There's been lots of talk since the Nov. 8 election about faithless electors potentially swinging thevote, and a new op-ed by one Texas elector has inspired more hope that the Electoral College will keep Donald Trump out of the White House. Christopher Suprun, a Dallas-based paramedic and former FDNY firefighter, penned an inspiring op-ed for the New York Times that will hopefully remind all electors that they have a Constitutional duty, passed down directly from the Founding Fathers, not to let Trump become the president.

In his op-ed piece, Suprun makes it very clear that he's a staunch Republican. Simply to be chosen as an elector, one must be loyal and active in the party, meaning Suprun must have a strong ideological connection to conservative politics. Yet for the sake of his country, he is choosing to turn away from the party's now mainstream and seek an alternative choice. "I have poured countless hours into serving the party of Lincoln and electing its candidates. I will pour many more into being more faithful to my party than some in its leadership," Suprun writes. "But I owe no debt to a party. I owe a debt to my children to leave them a nation they can trust."

For Suprun, as it should for all electors, that means ensuring that Trump is not allowed to assume the presidency. Suprun points out all the failings that should completely disqualify Trump from being president, from the ridiculous to the truly dangerous — his Twitter rants and insults, his lack of foreign policy experience, his business conflicts, and several more. Suprun succinctly attacks the actions and characteristics which have proven how unqualified Trump is to lead, and invokes the Founding Fathers to back him up.

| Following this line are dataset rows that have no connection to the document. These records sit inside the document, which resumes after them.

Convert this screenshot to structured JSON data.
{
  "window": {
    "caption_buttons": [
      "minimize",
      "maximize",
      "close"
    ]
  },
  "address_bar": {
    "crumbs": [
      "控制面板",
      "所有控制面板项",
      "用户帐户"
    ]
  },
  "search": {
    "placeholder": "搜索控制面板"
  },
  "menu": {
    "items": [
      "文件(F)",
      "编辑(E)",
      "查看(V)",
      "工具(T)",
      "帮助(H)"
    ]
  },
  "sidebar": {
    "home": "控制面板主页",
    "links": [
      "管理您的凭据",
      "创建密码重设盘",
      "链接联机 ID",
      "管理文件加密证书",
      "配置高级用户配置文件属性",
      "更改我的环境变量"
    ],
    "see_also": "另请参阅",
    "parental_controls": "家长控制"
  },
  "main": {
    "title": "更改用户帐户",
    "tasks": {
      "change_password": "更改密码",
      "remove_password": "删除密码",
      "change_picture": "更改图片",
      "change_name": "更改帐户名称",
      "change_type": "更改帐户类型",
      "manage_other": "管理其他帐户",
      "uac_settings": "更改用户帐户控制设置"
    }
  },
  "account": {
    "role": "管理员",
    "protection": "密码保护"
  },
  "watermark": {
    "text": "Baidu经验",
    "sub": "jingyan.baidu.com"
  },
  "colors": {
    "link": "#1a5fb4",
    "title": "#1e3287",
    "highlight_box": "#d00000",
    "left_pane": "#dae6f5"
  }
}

Suprun powerfully paraphrased Alexander Hamilton's "Federal 68" essay in which Hamilton defends the institution of the Electoral College and clarifies his beliefs on its intended purpose, which has unprecedented meaning in this election. "The choice of SEVERAL, to form an intermediate body of electors, will be much less apt to convulse the community with any extraordinary or violent movements, than the choice of ONE who was himself to be the final object of the public wishes," Hamilton wrote in the Federalist Papers over 200 years ago.

"And as the electors, chosen in each State, are to assemble and vote in the State in which they are chosen, this detached and divided situation will expose them much less to heats and ferments, which might be communicated from them to the people, than if they were all to be convened at one time, in one place." Just as George Washington advocated against a two-party system to avoid partisan fighting, Suprun is beseeching his fellow electors not to fall into the trap of division and elect a president who has done nothing but divide the United States.

It is the electors' duty not to succumb to the "heats and ferments" of the election or the bitter tears of partisanship or the globalizing world. It is their duty to see beyond their own wants and ideologies and truly stand for the people, especially the Muslims, Jews, LGBTQ+, Latinxs, African Americans, and women who have been harassed and assaulted in the name of the president-elect. Trump's election and the public sentiment it has inspired is exactly the kind of "extraordinary or violent movement" that Hamilton wrote about — it's clearly the electors' responsibility to make sure that movement does not assume power.

The Electoral College has a legitimate purpose, and Suprun is showing his fellow electors that now is the time to invoke their Constitutional power. To carry on the true legacy of the Founding Fathers, Suprun and his fellow electors should use the power of their votes to keep Trump from tearing at the very fabric of American democracy.